Prime Minister Hun Sen lashed out at the Economist Intelligence Unit on Monday for ranking Cambodia among the top five countries in the world at risk of political unrest caused by the global economic crisis.
Hun Sen denounced the EIU’s report at a conference in Phnom Penh, saying the British think tank, a branch of the respected Economist magazine, has a hidden political agenda against his government.
“They have their political goals, it is very obvious. We shouldn’t pay much attention to it,” Hun Sen said at the Health Ministry’s annual conference.
The EIU’s index gave Cambodia a rating of 8 out of 10 on a scale designed to predict major social and political upheaval—the fourth-highest score worldwide. Cambodia’s score was equal to that of Sudan, and only Zimbabwe, Chad and the Democratic Republic of Congo fared worse.
“They have mentioned us while we are politically stable,” Hun Sen added. “They daren’t mention some countries…. In our regional neighborhood, Sri Lanka is still waging war, but the report didn’t mention it; they only mentioned Cambodia,” he said.
Sri Lanka, which has been engaged in a civil war since 1983, scored a 7.3 on the instability index, ranking it at number 31—far higher than Cambodia.
The EIU report cited the global economic crisis as a major factor in political instability around the world, but Hun Sen said Cambodia would weather the storm.

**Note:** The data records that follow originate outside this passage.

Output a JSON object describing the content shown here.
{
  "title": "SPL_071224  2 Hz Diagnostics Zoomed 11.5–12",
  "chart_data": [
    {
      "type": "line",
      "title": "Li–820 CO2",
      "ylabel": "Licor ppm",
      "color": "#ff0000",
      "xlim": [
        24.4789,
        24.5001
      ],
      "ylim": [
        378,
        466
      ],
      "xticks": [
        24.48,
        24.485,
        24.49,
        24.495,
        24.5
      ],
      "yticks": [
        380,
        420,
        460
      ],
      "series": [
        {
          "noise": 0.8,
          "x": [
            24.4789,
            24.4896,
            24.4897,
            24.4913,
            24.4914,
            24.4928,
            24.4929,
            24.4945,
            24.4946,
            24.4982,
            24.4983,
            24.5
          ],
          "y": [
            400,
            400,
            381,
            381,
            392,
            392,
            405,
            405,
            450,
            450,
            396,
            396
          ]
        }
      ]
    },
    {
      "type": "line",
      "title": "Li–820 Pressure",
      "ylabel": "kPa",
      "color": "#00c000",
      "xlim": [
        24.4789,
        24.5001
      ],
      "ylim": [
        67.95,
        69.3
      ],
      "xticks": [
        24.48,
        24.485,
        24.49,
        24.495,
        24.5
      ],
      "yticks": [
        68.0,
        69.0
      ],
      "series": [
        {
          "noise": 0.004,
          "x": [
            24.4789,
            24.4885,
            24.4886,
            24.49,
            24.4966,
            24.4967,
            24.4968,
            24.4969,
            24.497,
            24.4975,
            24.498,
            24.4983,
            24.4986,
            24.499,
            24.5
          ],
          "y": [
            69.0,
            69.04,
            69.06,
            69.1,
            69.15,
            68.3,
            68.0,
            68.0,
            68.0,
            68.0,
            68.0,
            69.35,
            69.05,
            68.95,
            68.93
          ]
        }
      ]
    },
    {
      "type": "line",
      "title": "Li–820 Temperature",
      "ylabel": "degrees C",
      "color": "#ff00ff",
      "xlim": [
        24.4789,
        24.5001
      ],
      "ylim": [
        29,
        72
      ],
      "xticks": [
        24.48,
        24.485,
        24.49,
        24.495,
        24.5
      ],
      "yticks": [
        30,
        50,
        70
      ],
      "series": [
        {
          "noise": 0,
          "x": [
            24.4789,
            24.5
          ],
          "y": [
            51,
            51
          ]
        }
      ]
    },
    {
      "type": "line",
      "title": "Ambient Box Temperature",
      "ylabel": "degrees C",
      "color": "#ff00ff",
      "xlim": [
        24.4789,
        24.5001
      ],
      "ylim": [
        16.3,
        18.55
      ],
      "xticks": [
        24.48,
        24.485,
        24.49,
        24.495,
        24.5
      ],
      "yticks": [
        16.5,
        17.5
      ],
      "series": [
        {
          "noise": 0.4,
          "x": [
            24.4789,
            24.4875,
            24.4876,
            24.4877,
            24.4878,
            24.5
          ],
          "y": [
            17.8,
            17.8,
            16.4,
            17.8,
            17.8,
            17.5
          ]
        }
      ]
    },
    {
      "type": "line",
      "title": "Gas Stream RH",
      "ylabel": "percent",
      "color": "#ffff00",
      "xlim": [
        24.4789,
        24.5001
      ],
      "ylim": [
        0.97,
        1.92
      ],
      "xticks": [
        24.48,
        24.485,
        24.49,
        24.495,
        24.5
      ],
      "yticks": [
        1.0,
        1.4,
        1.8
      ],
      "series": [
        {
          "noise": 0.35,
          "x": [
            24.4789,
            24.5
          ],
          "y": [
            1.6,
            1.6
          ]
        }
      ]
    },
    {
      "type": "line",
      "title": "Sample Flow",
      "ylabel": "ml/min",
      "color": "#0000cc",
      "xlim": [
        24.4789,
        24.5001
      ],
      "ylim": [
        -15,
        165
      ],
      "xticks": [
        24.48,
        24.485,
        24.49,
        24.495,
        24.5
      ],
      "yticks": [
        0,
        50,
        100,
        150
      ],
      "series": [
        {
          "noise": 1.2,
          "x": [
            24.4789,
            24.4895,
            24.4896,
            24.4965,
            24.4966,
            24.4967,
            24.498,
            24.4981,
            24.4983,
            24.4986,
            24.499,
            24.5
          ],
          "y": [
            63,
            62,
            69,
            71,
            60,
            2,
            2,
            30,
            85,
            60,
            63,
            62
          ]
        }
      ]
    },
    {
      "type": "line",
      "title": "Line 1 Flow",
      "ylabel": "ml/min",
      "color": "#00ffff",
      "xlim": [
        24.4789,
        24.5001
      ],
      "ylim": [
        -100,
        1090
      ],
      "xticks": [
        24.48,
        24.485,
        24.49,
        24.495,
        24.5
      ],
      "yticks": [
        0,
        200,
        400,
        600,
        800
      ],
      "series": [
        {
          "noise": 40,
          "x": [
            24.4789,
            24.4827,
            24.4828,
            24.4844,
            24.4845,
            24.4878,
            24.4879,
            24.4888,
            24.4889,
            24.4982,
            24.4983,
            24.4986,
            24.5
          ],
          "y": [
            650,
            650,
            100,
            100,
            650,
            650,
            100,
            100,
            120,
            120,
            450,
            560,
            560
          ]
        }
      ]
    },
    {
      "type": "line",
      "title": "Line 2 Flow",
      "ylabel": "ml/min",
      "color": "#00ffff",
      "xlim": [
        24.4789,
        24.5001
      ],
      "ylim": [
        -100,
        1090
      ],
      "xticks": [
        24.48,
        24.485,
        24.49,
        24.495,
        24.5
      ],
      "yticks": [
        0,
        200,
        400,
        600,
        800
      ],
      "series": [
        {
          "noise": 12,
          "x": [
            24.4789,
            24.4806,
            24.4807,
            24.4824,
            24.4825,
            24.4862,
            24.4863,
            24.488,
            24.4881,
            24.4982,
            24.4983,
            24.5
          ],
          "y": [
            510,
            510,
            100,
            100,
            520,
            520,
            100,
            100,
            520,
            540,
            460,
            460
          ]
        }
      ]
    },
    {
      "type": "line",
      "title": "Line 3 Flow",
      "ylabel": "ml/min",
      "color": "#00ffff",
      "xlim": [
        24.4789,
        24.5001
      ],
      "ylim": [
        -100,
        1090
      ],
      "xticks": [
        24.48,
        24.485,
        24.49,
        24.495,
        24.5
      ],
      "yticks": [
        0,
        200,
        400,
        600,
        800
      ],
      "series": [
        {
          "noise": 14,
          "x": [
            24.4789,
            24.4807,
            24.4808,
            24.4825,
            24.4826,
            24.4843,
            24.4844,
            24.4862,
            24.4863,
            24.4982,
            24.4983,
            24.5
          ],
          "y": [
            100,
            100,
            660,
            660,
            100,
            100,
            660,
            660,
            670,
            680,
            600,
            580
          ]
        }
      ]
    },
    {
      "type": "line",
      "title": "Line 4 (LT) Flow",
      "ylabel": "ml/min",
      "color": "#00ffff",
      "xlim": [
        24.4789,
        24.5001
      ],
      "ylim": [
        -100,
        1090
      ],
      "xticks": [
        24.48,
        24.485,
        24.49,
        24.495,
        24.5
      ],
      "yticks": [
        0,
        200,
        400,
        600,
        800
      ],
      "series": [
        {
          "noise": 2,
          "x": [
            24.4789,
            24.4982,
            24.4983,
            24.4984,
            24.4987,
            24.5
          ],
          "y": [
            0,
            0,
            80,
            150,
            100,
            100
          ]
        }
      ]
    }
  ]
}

“We have the agricultural sector,” he said. “It doesn’t mean that if we lose one corner, our economy will decline. This is not [the situation in Cambodia]—at least we have enough rice to eat.”
Nick Owen, an Asia editor for the EIU, denied Monday that his organization was unfairly targeting Cambodia.
“It’s not like we have any sort of vendetta against Cambodia or Hun Sen,” he said by telephone from London. “Cambodia, we do believe, is at a heightened risk of social unrest over the next year and a half.”
Owen said that underlying social inequalities and government corruption in Cambodia could be revealed as the country suffers from growing unemployment and drops in foreign investment.
“Whichever way you look at it, Cambodia is headed for a rough couple of years,” he said.
In its March report on Cambodia, the EIU lowered its economic forecast for the country from 1-percent GDP growth in 2009 to minus 3 percent. “We’ve been revising forecasts down, just because the US forecast’s been going down,” Owen said, explaining that Cambodia’s reliance on the US as a market for garment exports was a big factor in that downgrade.
He added that, although it may be surprising to see Cambodia grouped with troubled African countries in the EIU report, political instability could manifest differently in different regions.
“[The index] is not meant to gauge severity. When you think of social unrest in Cambodia, we’d be talking about very different things,” Owen said. While some countries might suffer violent coups, others could just see widespread demonstrations and protests, he said.
SRP lawmaker and party spokesman Yim Sovann reiterated his support for the EIU’s dire assessment Monday.
“This report shows Cambodia’s reality: There is unemployment, farmers who owe debts to the bank, civil servants who haven’t been paid enough and land protests. The government should acknowledge the truth and try to find solutions,” he said.